Your daughter will find your cold body the next day and will weep so much that she won’t be able to see with her red eyes, but she’ll understand that you had realized all you needed to learn in this life and had gone to join the man to whom you owed all your happiness.
She will insist that your long white hair be braided before they dress you in your old wedding gown and place you in the rosewood coffin that they will bury next to your husband, under the old willow tree where he proposed to you and where you gave yourself to him time and again. Like on the night you gave him your virginity and your naked bodies kissed Mother Earth and each other, you will again become one with him and with the Earth to create something more.
It won’t be your own child you will create this time, though. You will become flowers and willow trees. You will become the Earth, your husband, your old lovers, your ancestors and from you will spring the future of the world. From your body will come plants to nourish future generations. From you will come all possibilities: happiness, love, wisdom, religion (and denial of)…

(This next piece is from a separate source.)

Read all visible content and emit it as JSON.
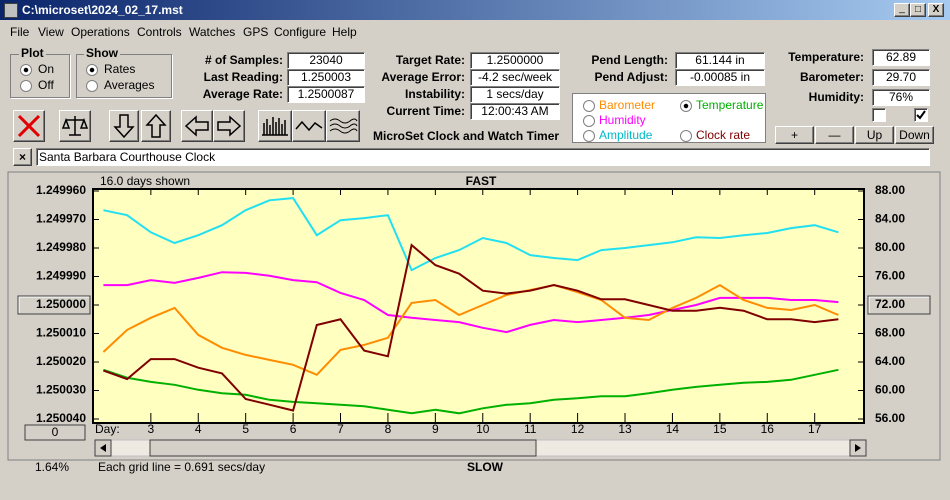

It is the never ending cycle. Your mother should have told you about it, but if she didn’t, it wasn’t with the intention to keep the knowledge from you. She hadn’t discovered it yet, and though you’ve almost completed the cycle, you don’t fully understand it yourself. When all is said and done, you’re being reborn into something new, something greater, something freer and it feels wonderful to be free of everything that held you back before. Your spirit will fly through the cosmos as your body transforms. You will be back some day to be confined again in a body, but not until you have explored and enjoyed your new state.
You will visit your daughter and wish her farewell. She will be sitting, waiting for you. She’ll sense your presence and say her good-byes. You won’t despair, though, because you both know that the universe has a mysterious and wonderful way of working and you know you’ll see each other again.
Please tell me what you think. Assistance with a title would be much apreciated. :)
Comments
-
Wow! Very well-written and emotional! Your first line was great at pulling the reader into the story, but I have to say that it doesn't quite seem to fit with the rest of the story: the tone seems more casual.
As far as a title...oh, man, I'm not too good at those either. :-) Something about a cycle, I'm thinking.
Good luck with finding one, and nice job on this!
beginning: 3, language: 4, plot: 5, ending: 4, dialog: 3, characters: 4.
-
Aw this brought tears to my eyes.
beginning: 5, language: 5, plot: 5, ending: 5, dialog: 5, characters: 5.